Hello! I’m back with another edition of “Elliot writes out the process for how I did something, mostly for myself, but puts on the internet in case anyone else finds it useful.” This one started out as one thing (counting percentages of MARC records in a set that contain a given field) and morphed into another thing, as well (use OpenRefine to add labels to LCC class numbers).
I’ve been discussing with one of my colleagues ways to enrich our MARC record for musical scores to improve their searchability in the catalog. One thing that we’re interested in is including more 505 table of contents notes, particularly for collections or anthologies of printed music. There are a lot of reasons that would be nice, but a big one is that collections are one of the main sources in our collection for works by contemporary composers, composers of color, and women composers.
As we figure out if that’s worthwhile and how we might approach it, I wanted to do some analysis of our notated music records to see how many have 505 notes. I wanted to break it down by LCC classification, since we’re thinking that that might be a helpful way of identifying priority areas and chunking the project into manageable pieces. So here’s what I did:
Getting the data
- In Alma, did an advanced search for all physical notated music records, then exported those MARC records.
- There were a total of 12,949 records, which is a lot but manageable for what I was hoping to do.
- Used MarcEdit to export the fields I care about to a tab-delimited file: 001, 245, 050, 090, 505
- Much later in the process, I realized it would have been helpful to include the 035 field at this stage. Whoops.
Processing in OpenRefine and class number cleanup
- Imported the tab-delimited data into OpenRefine
- Created a new column called “TOC?”, where I entered either yes or no based on the presence of a 505 field in the record (using OR’s “Facet by blank” facet)
- Combined call number data from 050 and 090, and do some preliminary cleanup (mostly removing indicators/subfields and stray extra characters from the front)
- At this point, I realized it would have been better to have the call numbers from the holdings records, rather than the bib records, but that would have been more complicated to get out of Alma so I decided to go with what I had. Good enough for this kind of exploratory analysis.
- Used a regular expression to create a new column with just the first part of the call number, up to the first period that comes before a letter (hoping to get just the base classification number)
Getting more info about class numbers
- Now I had the basic class number for each record. But I’m not super familiar with music class numbers, so I wanted to include the label for each number. I knew that on our old friend id.loc.gov, you can get data about each LC class in a variety of data formats, and you can construct the URL using the class number itself, e.g. https://id.loc.gov/authorities/classification/ML3551.html. I first tried to work with the JSON versions, but I’m more comfortable with XML, so ended up using the RDF/XML format, e.g. https://id.loc.gov/authorities/classification/ML3551.rdf
- Before making a bunch of URL requests to the Library of Congress, I used OpenRefine’s records mode and blank down feature, to make sure that I only had to make one request for each class number. So only 757 URL requests, instead of 12,949.

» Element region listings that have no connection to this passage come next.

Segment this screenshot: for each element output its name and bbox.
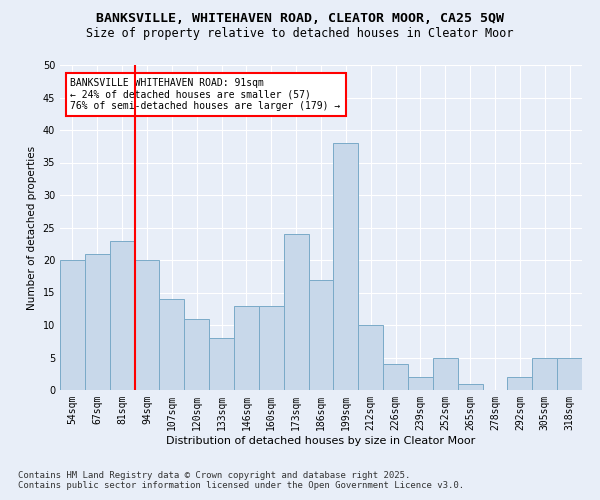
Bar: [284, 234, 308, 390]
Bar: [408, 377, 433, 390]
Bar: [85, 254, 110, 390]
Text: Contains HM Land Registry data © Crown copyright and database right 2025.
Contai: Contains HM Land Registry data © Crown c…: [18, 470, 464, 490]
Bar: [184, 318, 209, 390]
Text: Size of property relative to detached houses in Cleator Moor: Size of property relative to detached ho…: [86, 28, 514, 40]
Bar: [259, 306, 284, 390]
Bar: [134, 260, 160, 390]
Y-axis label: Number of detached properties: Number of detached properties: [27, 146, 37, 310]
Bar: [234, 306, 259, 390]
Bar: [334, 143, 358, 390]
Bar: [433, 358, 458, 390]
Bar: [209, 338, 234, 390]
Bar: [508, 377, 532, 390]
Bar: [358, 325, 383, 390]
Bar: [60, 260, 85, 390]
Bar: [532, 358, 557, 390]
Text: BANKSVILLE, WHITEHAVEN ROAD, CLEATOR MOOR, CA25 5QW: BANKSVILLE, WHITEHAVEN ROAD, CLEATOR MOO…: [96, 12, 504, 26]
Bar: [110, 240, 134, 390]
Bar: [458, 384, 482, 390]
Bar: [160, 299, 184, 390]
Text: BANKSVILLE WHITEHAVEN ROAD: 91sqm
← 24% of detached houses are smaller (57)
76% : BANKSVILLE WHITEHAVEN ROAD: 91sqm ← 24% …: [70, 78, 341, 111]
X-axis label: Distribution of detached houses by size in Cleator Moor: Distribution of detached houses by size …: [166, 436, 476, 446]
Bar: [383, 364, 408, 390]
Bar: [308, 280, 334, 390]
Bar: [557, 358, 582, 390]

- I think I picked up this tip from a Programming Historian tutorial I was using to help figure out this process.
- Okay, now the good stuff: I created a new column in OpenRefine by fetching URLs based on Call No base column, using expression
'https://id.loc.gov/authorities/classification/'+value+'.rdf'. Now I have a column full of XML!

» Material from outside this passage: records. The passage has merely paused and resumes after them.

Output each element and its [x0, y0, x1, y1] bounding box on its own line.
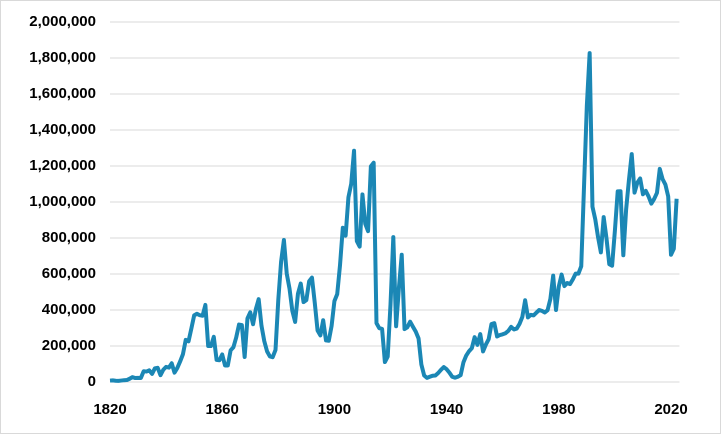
x-tick-label: 1900 — [318, 401, 351, 418]
x-tick-label: 1820 — [93, 401, 126, 418]
y-tick-label: 1,200,000 — [29, 157, 96, 174]
y-tick-label: 800,000 — [42, 229, 96, 246]
y-tick-label: 1,400,000 — [29, 121, 96, 138]
y-tick-label: 1,000,000 — [29, 193, 96, 210]
y-tick-label: 2,000,000 — [29, 13, 96, 30]
y-tick-label: 400,000 — [42, 301, 96, 318]
x-tick-label: 2020 — [654, 401, 687, 418]
y-tick-label: 200,000 — [42, 337, 96, 354]
x-tick-label: 1860 — [206, 401, 239, 418]
y-tick-label: 1,600,000 — [29, 85, 96, 102]
x-tick-label: 1940 — [430, 401, 463, 418]
series-line — [109, 51, 679, 383]
x-tick-label: 1980 — [542, 401, 575, 418]
y-tick-label: 600,000 — [42, 265, 96, 282]
y-tick-label: 1,800,000 — [29, 49, 96, 66]
y-tick-label: 0 — [88, 373, 96, 390]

- Looking at the RDF/XML, I decided I wanted the <rdfs:label> field that contained the full chain of where this class number fits in the classification hierarchy. The problem is, though, that there are multiple <rdfs:label> elements in the output – so using just plain parseXml().select(’rdfs|label’) wouldn’t work. I want the instance of that element that is directly under the <lss:ClassNumber> element. So I looked at the documentation for Jsoup (I know, what an idea, right?), and figured out I could use
value.parseXml().select("rdf|RDF > lcc|ClassNumber > rdfs|label").toString()to get exactly the element I wanted.

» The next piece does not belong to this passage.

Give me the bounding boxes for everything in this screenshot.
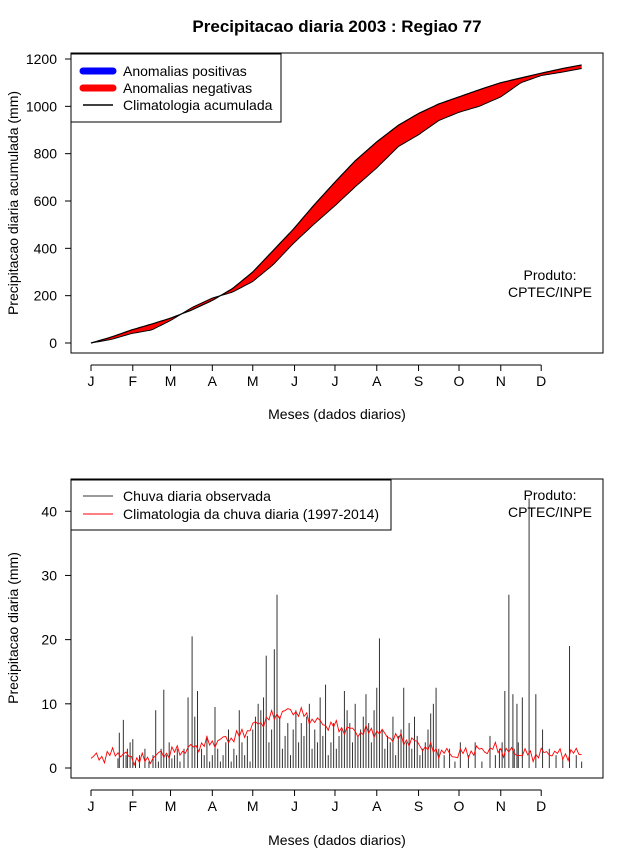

- (This makes it sound a lot more straight-forward than it actually was. Imagine lots of flailing around and frantic googling at this stage, particularly when I was trying to use JSON results before switching to XML.)
- Pro-tip that I learned in this process: if your XML elements have namespaces, you have to enter them in the select expression as “rdfs|label”, instead of “rdfs:label”.
- Ta-dah! Now I have a column with the full LCC description for each class number in my dataset. I used fill down in OpenRefine to add the class number and label to all of the rows.
- There were about 7 records where the process didn’t work because the data wasn’t structured normally or the call number was missing from the bib, so I added those manually.
At this point, I thought I might be fancy and do something with pandas (which I’m very much a beginner with) to count the number of records without a 505 per class number. But I decided I knew how to do what I wanted to in Excel, so I just did that instead. 🤷 I used some simple deduping and COUNTIF formulas to get the number of records per class number, and the number in each class number that do not have a 505 field. And it includes the full classification hierarchy label for each number, which is helpful. That allowed me to highlight all of the rows with “Collection” in the classification label, which has already been helpful in pinpointing some class numbers to explore in more depth.